A Cancelled Timber Claim from Nebraska

Records of cancelled federal land claims are an underutilized resource. Because the claims were not completed, patents were not issued and the original claimant never acquired title to the land. Because of this, the ancestor would not appear in property records as owning the property.

Yet the files can contain quite a bit of information, depending upon how far the claimant completed the process and whether or not he actually relinquished his claim or simply abandoned it for greener pastures.

These images are from the relinquished timber claim for Jurgen Ehmen in Dawson County, Nebraska.

We are sharing these images with readers in an attempt to make genealogists more aware of them--please do not use them in presentations, handouts, articles, other materials without asking permission. I don't know of anyone other than myself who is actively researching the Ehmen family.

These images are "front" and then "back." These images may be at a slightly lower resolution than they were obtained at the National Archives. The color scans are wonderful.







It takes some finesse to learn about the existence of these claims that were not completed. The tract books from the former General Land Office have to be searched manually. Without a completed claim, this is difficult if the area of settlement is unknown. In this instance, Ehmen's claim was within a few miles of several others in his extended family of immigrants. Two of those relatives completed their land claims. Because of that there were patents issued in their names which were recorded in the land records in Dawson County, Nebraska. Armed with the legal description of the property, the tract books were manually searched at the index entry for Ehmen's claim was located.
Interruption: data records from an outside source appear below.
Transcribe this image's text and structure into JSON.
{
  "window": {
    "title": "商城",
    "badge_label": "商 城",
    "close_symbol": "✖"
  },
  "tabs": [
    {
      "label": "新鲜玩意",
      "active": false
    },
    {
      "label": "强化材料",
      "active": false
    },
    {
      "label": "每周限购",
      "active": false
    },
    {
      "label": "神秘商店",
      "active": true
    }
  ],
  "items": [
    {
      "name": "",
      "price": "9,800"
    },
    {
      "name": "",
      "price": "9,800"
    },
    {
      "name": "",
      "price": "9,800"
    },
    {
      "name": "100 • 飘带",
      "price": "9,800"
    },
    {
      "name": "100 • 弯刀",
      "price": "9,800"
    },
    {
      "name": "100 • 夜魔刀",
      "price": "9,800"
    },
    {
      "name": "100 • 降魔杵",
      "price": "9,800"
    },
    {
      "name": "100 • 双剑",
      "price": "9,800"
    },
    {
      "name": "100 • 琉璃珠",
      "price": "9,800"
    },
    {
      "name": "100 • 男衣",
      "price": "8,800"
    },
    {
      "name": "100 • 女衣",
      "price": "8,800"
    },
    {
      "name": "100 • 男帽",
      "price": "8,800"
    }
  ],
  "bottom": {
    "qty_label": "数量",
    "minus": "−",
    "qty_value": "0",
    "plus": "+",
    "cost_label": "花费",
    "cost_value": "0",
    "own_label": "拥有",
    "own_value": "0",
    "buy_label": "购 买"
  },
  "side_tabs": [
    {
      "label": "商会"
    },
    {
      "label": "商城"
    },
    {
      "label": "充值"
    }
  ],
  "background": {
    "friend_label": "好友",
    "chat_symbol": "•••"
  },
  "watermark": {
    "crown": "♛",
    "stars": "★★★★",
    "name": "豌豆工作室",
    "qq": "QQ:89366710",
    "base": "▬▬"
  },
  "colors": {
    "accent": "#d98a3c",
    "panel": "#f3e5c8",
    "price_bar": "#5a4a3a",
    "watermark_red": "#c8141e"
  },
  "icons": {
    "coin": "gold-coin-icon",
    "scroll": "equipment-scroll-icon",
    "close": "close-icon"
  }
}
In a future post, we'll have more on claims of this type and how to research in these records. We'll have detailed analysis of these materials in an upcoming issue of Casefile Clues.

Citation reminder: We are a strong believer in citing genealogical source material in the spirit of Evidence ExplainedHowever, we choose not to include properly formatted citations in these blog posts. There's always enough information in the post to create a citation and full citations are included in my how-to newsletter Casefile Clues. 

Note: Jurgen Tonjes Ehmen was born in Wrisse, Ostfriesland, Germany, in 1832. He was a first cousin of Fokke Goldenstein, my great-great-grandfather.